By CHRIS CHRISTOPHER
Ocean Township High School girls cross country coach Paul Looney said at the start of the season he was hopeful for big things from Michela Cholak.
“She is our number one runner,” he said. “She should have a great senior season.”
Cholak has delivered for the Spartans, pacing the team to wins in four of its first seven dual meets.
She ran the 12th-fastest time in school history at hilly Holmdel Park. She has run the second-best time in school annals at Thompson Park in Jamesburg. And she has run 19 minutes at Ocean County Park in Lakewood.
“She is great,” Looney said. “She has a lot of range as she also competes in track. She is talented, but she is also an extremely hard worker. She has a second degree black belt in karate. She is a real motivated athlete who pushes herself. She is a very natural runner.”
Cholak finished first in five of her first seven dual meets. She also competes in the 800-meter run, 4×400 and the 400.
“She will definitely run in college,” Looney said. “She is looking at several possibilities. I told her not to choose college too early as she will have a great senior year. I don’t want her to close down her options.”
Senior Erica DiNapoli is the team’s second runner.
“She is one of the hardest workers I have ever coached,” said Looney, the Spartans’ 20th-year coach. “She has been a solid competitor for four years. She has always been in the mix. She has been in our top seven for all four years. She has a great work ethic. She will do everything possible to make herself the best runner she can be. She does all of the little things like going on a long run one day per week. She will go eight or nine miles in the seven-minute range.”
Another swift Spartan is sophomore Sarah Etter, who is on the school’s top 25 list at Holmdel Park.
“She is a real good athlete who is trying to be more consistent,” Looney said. “That is her goal and she wants to stay injury free going forward. Her goal is to keep Michela in site as much as she can.”
Junior Gabby Latzsch and freshmen Emily Dorony and Bella Downs have also impressed.
“Emily and Bella have been in the top five in most of our meets,” Looney said. “Gabby works hard and is trying to be in our top five. I always try to preach, ‘The closer our pack is, the better we are as a team.’ She is trying to get closer.”
Senior Morgan Rue has been slowed by a back injury, but hopes to return to action later this season.
“She is pushing toward the big meet season,” Looney said.
The Spartans will compete in the Monmouth County Championships on Oct. 20 at Holmdel Park.
“I look for us to finish in the top 10,” Looney said. “That would be a good goal. Monmouth County is very strong. If we keep improving, I think a top 10 finish will be great.”
Early in November, Ocean will step to the starting line in the NJSIAA Central Jersey Group III Championships at Thompson Park.
“That is a really tough section,” Looney said. “I would love to see us place in the top five and qualify for the Group III meet. I would love to see Michela qualify for that meet as an individual (the top five teams and top 10 individuals from each section will qualify for the Group III meet in mid-November).”

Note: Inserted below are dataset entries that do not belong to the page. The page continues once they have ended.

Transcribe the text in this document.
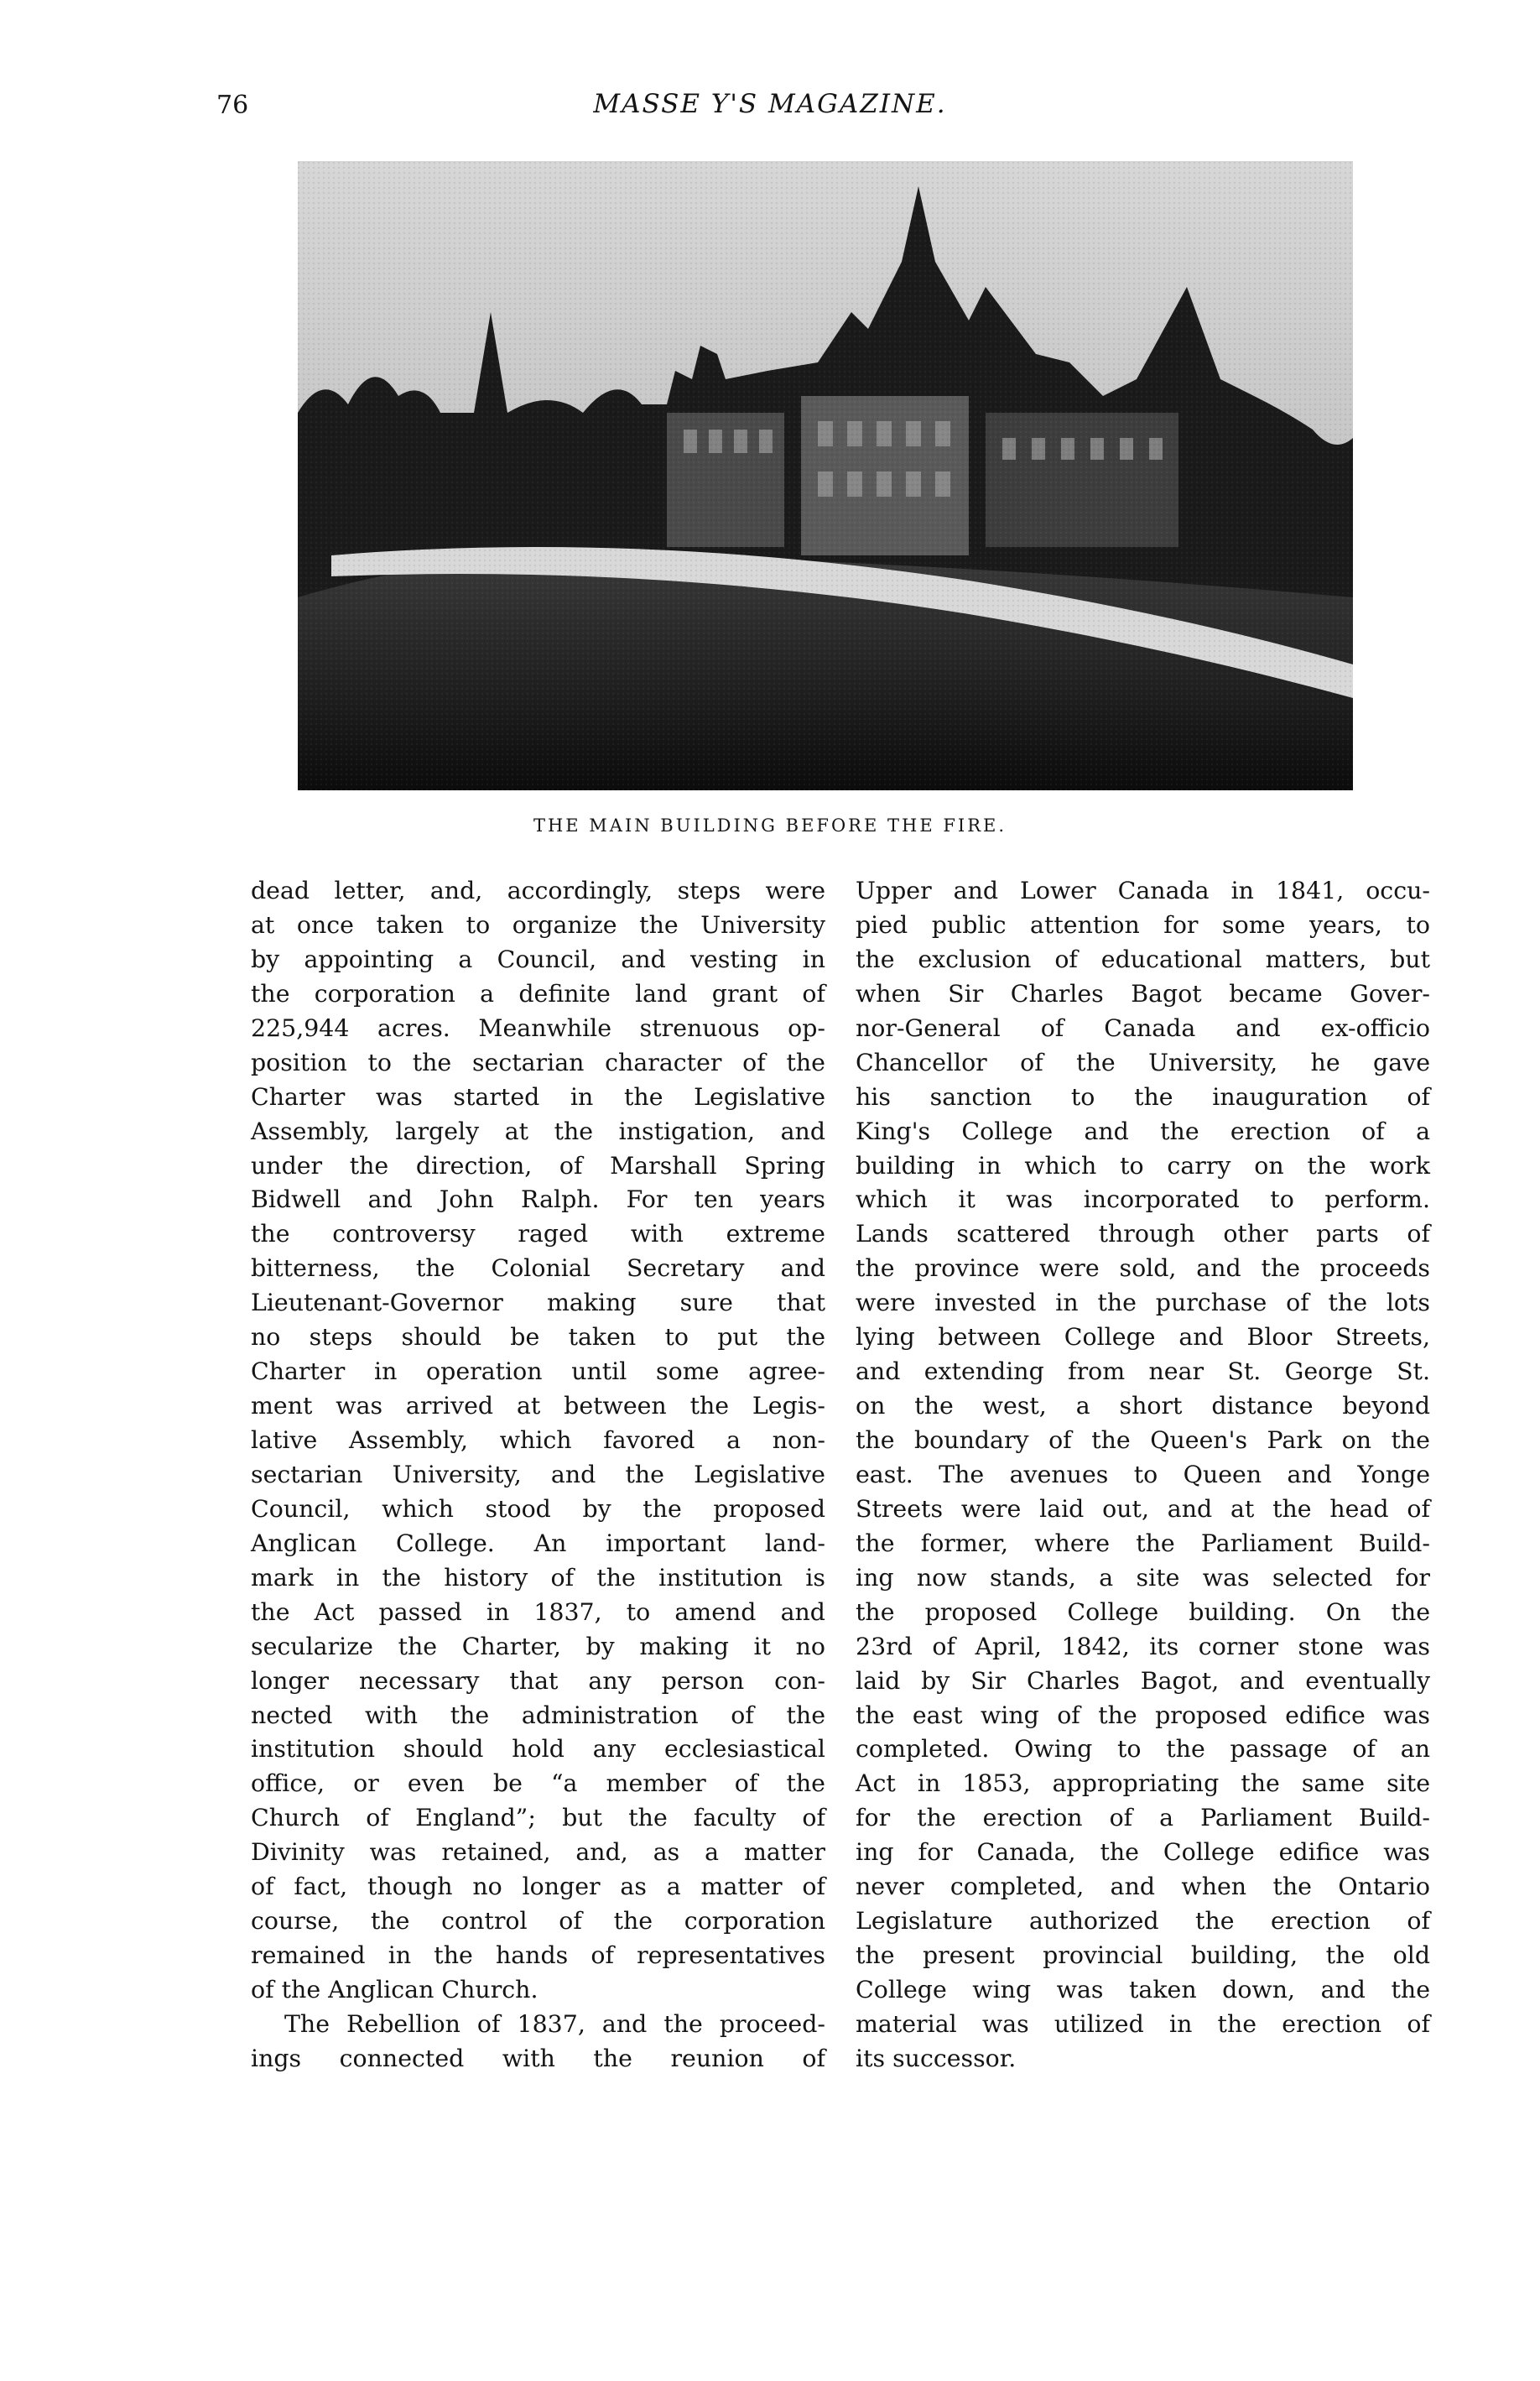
76	MASSE Y'S MAGAZINE.
THE MAIN BUILDING BEFORE THE FIRE.
dead letter, and, accordingly, steps were
at once taken to organize the University
by appointing a Council, and vesting in
the corporation a definite land grant of
225,944 acres. Meanwhile strenuous op-
position to the sectarian character of the
Charter was started in the Legislative
Assembly, largely at the instigation, and
under the direction, of Marshall Spring
Bidwell and John Ralph. For ten years
the controversy raged with extreme
bitterness, the Colonial Secretary and
Lieutenant-Governor making sure that
no steps should be taken to put the
Charter in operation until some agree-
ment was arrived at between the Legis-
lative Assembly, which favored a non-
sectarian University, and the Legislative
Council, which stood by the proposed
Anglican College. An important land-
mark in the history of the institution is
the Act passed in 1837, to amend and
secularize the Charter, by making it no
longer necessary that any person con-
nected with the administration of the
institution should hold any ecclesiastical
office, or even be “a member of the
Church of England”; but the faculty of
Divinity was retained, and, as a matter
of fact, though no longer as a matter of
course, the control of the corporation
remained in the hands of representatives
of the Anglican Church.
The Rebellion of 1837, and the proceed-
ings connected with the reunion of
Upper and Lower Canada in 1841, occu-
pied public attention for some years, to
the exclusion of educational matters, but
when Sir Charles Bagot became Gover-
nor-General of Canada and ex-officio
Chancellor of the University, he gave
his sanction to the inauguration of
King's College and the erection of a
building in which to carry on the work
which it was incorporated to perform.
Lands scattered through other parts of
the province were sold, and the proceeds
were invested in the purchase of the lots
lying between College and Bloor Streets,
and extending from near St. George St.
on the west, a short distance beyond
the boundary of the Queen's Park on the
east. The avenues to Queen and Yonge
Streets were laid out, and at the head of
the former, where the Parliament Build-
ing now stands, a site was selected for
the proposed College building. On the
23rd of April, 1842, its corner stone was
laid by Sir Charles Bagot, and eventually
the east wing of the proposed edifice was
completed. Owing to the passage of an
Act in 1853, appropriating the same site
for the erection of a Parliament Build-
ing for Canada, the College edifice was
never completed, and when the Ontario
Legislature authorized the erection of
the present provincial building, the old
College wing was taken down, and the
material was utilized in the erection of
its successor.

The Spartans have also received contributions from seniors Erin Foster, Melissa Nieves, Karli Hill, Remi Cros and Bailey McGovern, sophomore Emily Nelson and freshman Elizabeth Appoy.
“I have gotten the chance to coach great kids,” Looney said. “Coaching cross country is a great way to spend the fall. It is a beautiful sport. The coaches for the most part get along. You get out of it what you put into it. Most of the coaches are friends. We share ideas. It’s all about making the kids the best they can be. That is what it ultimately boils down to.”
Ocean’s home course is Holmdel Park where it also trains.
“Our girls have a love-hate relationship with it as it is a brutal course,” Looney said. “Everyone always talks about the bowl, but I feel the first mile is the toughest part of the course. It is almost completely uphill and the mile in the bowl is flat and downhill. The lone uphill part in the bowl is about a minute long. The uphill mile in the bowl is about 1 3/4 miles from the starting line. That is why everyone talks about the bowl. You are kind of shot at that point. After that, the course is either flat or downhill.”
Looney, 52, often trains with his team.
“The girls are funny about that,” he said. “They say at our banquet, ‘We can’t take it easy as he does the hardest workouts with us. ‘ I am sure they like it. I pace them. When they see me do it … I never ask them to do something I would not do myself. We average about five miles per day.”
Looney competes on the road racing circuit.
“I am trying to keep my streak of breaking 19 minutes for a 5K race alive,” he said. “I have two kids so my racing days are much more limited than they used to be.”
Some years back, Looney competed in the New York City Marathon.
“I ran 18 miles and received the experience without the pain,” he said. “I jumped into it at mile eight to help a friend finish it. You can’t finish the race without a number so that was it.”
Looney is a 1981 graduate of St. Rose where he competed in track. He made the University of South Carolina men’s cross country team as a walk-on.
“I was the seventh man down there,” he said. “I made the traveling team, but that’s about it.”
Looney is an Ocean assistant track and field coach in the spring, guiding girls and boys.